19

Justin no apartaba los ojos del coche del forense mientras Suzanne conducía.

—No te pases —advirtió a la chica antes de que se aproximara demasiado a su objetivo—. Deja siempre algún vehículo entre ellos y nosotros.

Ella refunfuñó.

—Pero si no conocen este coche y ni siquiera sospechan que los estamos siguiendo…

—Pero están metidos en algo raro, seguro —aventuró Justin—. Y en esos casos recelas de todo. Calma. Siempre hay tiempo de acelerar, si llegásemos a necesitarlo. No espantemos a la presa.

Suzanne obedeció, manteniendo una distancia razonable. Justin se dio la vuelta para comprobar todo el material que habían colocado en el asiento trasero: estacas, puñales de plata, ajos…

Apenas dedicó tiempo a esa inspección, pues no quería arriesgarse a perder de vista el vehículo del policía, pero la chica captó aquella mirada calculadora por el rabillo del ojo.

—¿Tú crees que vamos a necesitar todo eso esta noche?

Justin se encogió de hombros.

—Quién sabe. Ya ha oscurecido, y sabemos positivamente que un vampiro se mueve en las inmediaciones de París.

—Si ellos también están al tanto —Suzanne hizo un gesto con la cabeza señalando hacia delante—, como suponemos, no saldrían ahora, ¿no? Lo lógico es buscar a un vampiro cuando es menos peligroso, durante el día. Y no acompañado de críos.

—¿Así que piensas que nos estamos equivocando con ellos?

—Solo digo que ahora no estoy muy convencida. No entiendo a qué viene una salida a estas horas y con esos chicos; eso es todo.

Justin asentía.

—Nadie en su sano juicio busca a un vampiro por la noche —comenzó—, salvo que esté desesperado… o que no tenga ni idea de cómo encontrarlo durante el día, en cuyo caso necesitas verlo en acción, fuera de su refugio. Este último ha sido siempre nuestro caso.

Suzanne se giró un instante hacia él.

—¿Tú crees que están desesperados?

—No estoy seguro, pero en la granja los noté impacientes. Sin duda. Y a pesar de esa impaciencia, lo sorprendente es que se detuvieran para comprobar qué estábamos haciendo. Y luego tenemos esa atención tan minuciosa que prestaron a los cadáveres de los perros, a las mordeduras. Todo es muy sospechoso, Suzanne. De alguna manera, su comportamiento los vincula a nosotros. Han torcido a la derecha —a pesar de la conversación que mantenían, no olvidaban ni por un segundo su labor de seguimiento—. Gira en la próxima.

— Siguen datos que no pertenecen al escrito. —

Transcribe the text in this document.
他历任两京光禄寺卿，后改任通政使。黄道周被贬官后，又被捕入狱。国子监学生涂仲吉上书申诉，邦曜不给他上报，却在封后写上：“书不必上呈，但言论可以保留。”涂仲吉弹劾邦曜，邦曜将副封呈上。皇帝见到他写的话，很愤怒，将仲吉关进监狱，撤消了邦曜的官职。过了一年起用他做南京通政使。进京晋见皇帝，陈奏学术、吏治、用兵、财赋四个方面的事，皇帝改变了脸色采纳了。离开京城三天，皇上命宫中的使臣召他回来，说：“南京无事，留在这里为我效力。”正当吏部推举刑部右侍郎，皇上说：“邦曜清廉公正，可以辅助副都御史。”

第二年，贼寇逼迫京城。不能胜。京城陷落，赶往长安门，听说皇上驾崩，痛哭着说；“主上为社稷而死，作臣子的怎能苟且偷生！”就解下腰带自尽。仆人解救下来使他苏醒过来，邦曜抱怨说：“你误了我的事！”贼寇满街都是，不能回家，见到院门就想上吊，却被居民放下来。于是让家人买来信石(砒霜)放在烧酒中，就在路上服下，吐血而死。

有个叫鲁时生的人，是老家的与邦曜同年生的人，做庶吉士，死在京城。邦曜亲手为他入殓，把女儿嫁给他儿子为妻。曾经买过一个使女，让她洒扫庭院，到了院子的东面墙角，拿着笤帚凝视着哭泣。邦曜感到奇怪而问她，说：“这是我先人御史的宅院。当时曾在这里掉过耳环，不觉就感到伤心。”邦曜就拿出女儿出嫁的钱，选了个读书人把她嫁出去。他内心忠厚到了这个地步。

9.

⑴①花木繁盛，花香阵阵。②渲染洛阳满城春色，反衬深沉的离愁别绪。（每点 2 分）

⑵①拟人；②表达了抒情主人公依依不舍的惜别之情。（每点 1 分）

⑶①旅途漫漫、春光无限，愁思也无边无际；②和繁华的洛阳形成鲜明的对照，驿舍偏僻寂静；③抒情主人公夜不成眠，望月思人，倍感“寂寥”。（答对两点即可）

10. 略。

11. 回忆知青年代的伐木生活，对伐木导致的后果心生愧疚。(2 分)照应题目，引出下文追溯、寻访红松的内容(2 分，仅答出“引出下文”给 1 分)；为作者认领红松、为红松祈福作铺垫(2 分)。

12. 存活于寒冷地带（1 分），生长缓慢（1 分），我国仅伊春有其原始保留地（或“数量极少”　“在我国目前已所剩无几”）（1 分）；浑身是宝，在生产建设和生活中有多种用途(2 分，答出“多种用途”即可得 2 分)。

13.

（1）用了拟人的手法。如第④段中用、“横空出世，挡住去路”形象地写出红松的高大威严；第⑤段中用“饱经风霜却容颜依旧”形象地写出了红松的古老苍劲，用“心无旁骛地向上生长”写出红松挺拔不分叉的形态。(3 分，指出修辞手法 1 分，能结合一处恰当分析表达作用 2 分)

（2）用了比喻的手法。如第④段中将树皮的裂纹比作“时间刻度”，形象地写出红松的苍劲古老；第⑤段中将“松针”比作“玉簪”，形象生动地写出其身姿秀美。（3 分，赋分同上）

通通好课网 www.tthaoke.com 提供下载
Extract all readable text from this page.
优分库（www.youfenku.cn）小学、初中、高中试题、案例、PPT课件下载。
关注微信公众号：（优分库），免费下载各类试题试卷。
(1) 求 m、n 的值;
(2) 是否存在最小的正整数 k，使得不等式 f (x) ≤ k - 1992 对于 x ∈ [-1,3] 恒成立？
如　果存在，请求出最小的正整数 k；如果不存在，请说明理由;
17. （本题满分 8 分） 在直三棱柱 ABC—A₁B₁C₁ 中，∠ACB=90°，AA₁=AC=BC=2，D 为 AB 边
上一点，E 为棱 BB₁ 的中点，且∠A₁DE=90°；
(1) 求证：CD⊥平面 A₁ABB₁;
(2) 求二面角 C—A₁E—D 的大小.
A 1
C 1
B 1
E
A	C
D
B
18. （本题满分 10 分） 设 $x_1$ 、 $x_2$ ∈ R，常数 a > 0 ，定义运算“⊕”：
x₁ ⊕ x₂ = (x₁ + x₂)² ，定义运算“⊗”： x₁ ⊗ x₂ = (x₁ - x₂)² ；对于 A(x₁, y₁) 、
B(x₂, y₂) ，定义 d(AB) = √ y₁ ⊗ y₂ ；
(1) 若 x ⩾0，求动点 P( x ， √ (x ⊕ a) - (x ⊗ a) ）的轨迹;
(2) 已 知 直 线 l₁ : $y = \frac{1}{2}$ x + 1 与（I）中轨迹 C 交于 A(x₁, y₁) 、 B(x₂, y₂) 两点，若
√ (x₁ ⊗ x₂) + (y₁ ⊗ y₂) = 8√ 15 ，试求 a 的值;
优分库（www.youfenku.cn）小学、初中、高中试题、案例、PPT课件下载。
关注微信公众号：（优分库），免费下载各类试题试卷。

Ella puso el intermitente antes de volver a hablar.

—Desde luego, pusieron caras muy raras cuando vieron lo que llevábamos en la furgoneta.

—Cualquiera la habría puesto ante un arsenal semejante para cazar vampiros —descartó Justin—. Eso no implica nada. Pero lo verdaderamente interesante —añadió— es que cruzaron sus miradas, ¿te diste cuenta? Con esa complicidad que parece ocultar algo… Joder, cómo me gustaría averiguar lo que se traen entre manos.

Continuaron circulando. En un momento dado, Suzanne captó la dirección que estaban siguiendo, entendió la trayectoria que trazaban a través de París.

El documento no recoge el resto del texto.